In a nutshell, the new standards proposed in the Rule are summarized as follows:

  • Nursing homes should ensure that staffs are trained in preventing elder abuse and caring for patients who suffer from dementia.
  • The homes should ensure that the level and quality of staffing is sufficient to provide the sufficient care for their residents.
  • The homes should equip staff with the skills and competences required to provide person-centered care to patients and residents.
  • The homes are required to provide greater food choice for residents.
  • The homes are required to improve on care planning for all residents. Specifically, they should improve discharge planning including providing all the necessary information for follow-up and ensuring that any receiving services or facilities are given all the essential information.
  • The homes should update their programs for prevention and control of infections. Each home should have a designated officer in charge of infection prevention and control. Each home should also have clear-cut protocols for preventing and controlling infection.
  • The Proposed Rule strengthens the rights of nursing home residents. It places restrictions on arbitration agreements.
  • The Rule bans nursing homes from employing anyone who has ever been disciplined or sanctioned for patient abuse, mistreatment and neglect.
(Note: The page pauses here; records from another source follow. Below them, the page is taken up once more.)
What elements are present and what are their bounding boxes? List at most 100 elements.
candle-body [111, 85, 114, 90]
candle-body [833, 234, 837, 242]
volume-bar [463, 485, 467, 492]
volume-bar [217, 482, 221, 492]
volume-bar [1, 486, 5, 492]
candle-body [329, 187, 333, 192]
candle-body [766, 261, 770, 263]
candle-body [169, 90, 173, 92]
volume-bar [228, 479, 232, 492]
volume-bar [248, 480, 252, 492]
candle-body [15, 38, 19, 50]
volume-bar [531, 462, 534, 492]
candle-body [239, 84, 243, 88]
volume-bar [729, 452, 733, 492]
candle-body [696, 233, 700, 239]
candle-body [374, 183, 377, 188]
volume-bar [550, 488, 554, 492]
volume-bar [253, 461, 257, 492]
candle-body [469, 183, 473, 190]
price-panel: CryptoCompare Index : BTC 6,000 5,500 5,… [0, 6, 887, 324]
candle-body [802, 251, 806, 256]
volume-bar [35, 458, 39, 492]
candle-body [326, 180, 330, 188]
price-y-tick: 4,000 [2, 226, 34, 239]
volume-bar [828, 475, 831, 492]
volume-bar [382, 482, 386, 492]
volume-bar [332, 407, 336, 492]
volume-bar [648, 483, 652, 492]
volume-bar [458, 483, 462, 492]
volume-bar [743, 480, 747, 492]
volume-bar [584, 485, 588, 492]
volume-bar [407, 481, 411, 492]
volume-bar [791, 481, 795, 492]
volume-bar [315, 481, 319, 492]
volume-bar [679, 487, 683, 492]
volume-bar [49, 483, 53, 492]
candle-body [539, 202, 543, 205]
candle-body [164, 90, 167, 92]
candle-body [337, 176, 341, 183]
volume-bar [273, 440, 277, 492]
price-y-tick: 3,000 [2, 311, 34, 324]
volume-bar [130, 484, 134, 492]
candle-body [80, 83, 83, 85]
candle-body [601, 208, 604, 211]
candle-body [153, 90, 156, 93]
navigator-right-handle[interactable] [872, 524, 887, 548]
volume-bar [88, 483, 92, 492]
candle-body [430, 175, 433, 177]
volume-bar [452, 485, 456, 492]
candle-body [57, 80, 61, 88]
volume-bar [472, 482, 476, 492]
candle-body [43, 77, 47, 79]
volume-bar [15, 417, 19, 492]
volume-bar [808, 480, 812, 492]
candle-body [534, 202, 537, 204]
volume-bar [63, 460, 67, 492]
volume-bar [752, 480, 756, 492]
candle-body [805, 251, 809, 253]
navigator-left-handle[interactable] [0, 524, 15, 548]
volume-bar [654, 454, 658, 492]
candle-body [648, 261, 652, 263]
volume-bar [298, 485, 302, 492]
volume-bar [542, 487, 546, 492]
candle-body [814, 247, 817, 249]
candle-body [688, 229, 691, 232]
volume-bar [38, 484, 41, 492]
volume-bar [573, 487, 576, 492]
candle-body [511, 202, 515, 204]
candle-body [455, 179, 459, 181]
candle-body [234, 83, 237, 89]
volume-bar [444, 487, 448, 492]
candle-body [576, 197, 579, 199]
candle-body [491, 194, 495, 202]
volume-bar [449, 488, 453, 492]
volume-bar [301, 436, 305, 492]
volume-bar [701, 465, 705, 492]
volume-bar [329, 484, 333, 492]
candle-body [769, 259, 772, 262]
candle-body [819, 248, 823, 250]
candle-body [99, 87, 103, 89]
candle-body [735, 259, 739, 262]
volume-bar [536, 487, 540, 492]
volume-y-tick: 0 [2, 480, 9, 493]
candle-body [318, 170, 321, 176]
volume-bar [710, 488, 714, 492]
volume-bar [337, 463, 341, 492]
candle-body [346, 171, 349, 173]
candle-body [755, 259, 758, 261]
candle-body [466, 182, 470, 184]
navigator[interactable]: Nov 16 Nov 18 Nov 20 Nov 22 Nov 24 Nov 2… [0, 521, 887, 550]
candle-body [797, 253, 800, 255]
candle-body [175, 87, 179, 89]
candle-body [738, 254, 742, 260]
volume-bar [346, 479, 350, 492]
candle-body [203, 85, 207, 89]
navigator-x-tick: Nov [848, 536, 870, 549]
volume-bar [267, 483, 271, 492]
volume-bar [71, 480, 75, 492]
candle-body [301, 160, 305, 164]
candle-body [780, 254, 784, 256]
It also bans them employing anyone with a history of theft.
  • The Rule proposes that thorough background checks be carried out all professionals before they can be hired. The background checks should help eliminate those who are banned from working in nursing homes.
  • The Rule expands federal oversight into nursing homes. The aim is to reduce the incidences of fraud and abuse in the homes.
  • The Rule also mandates nursing home to develop and implement policies which are aimed at preventing abuse, maltreatment, and neglect of patients and residents.
  • The Rule proposes mandatory review of how medications are used. It proposes that a pharmacist carries out a thorough review of each resident’s chart once every six months. The review is aimed at identifying any irregularities and unnecessary medications. Such irregularities should be reported to the authorities.
  • The Rule proposes a restriction on the use of certain kinds of medications – specifically psychotropic drugs. It proposes to limit their use to situations where they are absolutely necessary.
  • The Rule proposes stricter compliance requirements for nursing homes. It proposes all the home’s facilities meet the Quality Assurance and Performance Improvement (QAPI) standards.

In a nutshell, the Proposed Rule places stricter standards for nursing homes. If implemented, these standards will likely improve the overall quality of care received by nursing home patients and residents. However, these improvements won’t come cheap. The CMS estimates that the nursing home industry will incur $729 million to implement the new standards within the first year of their adoption.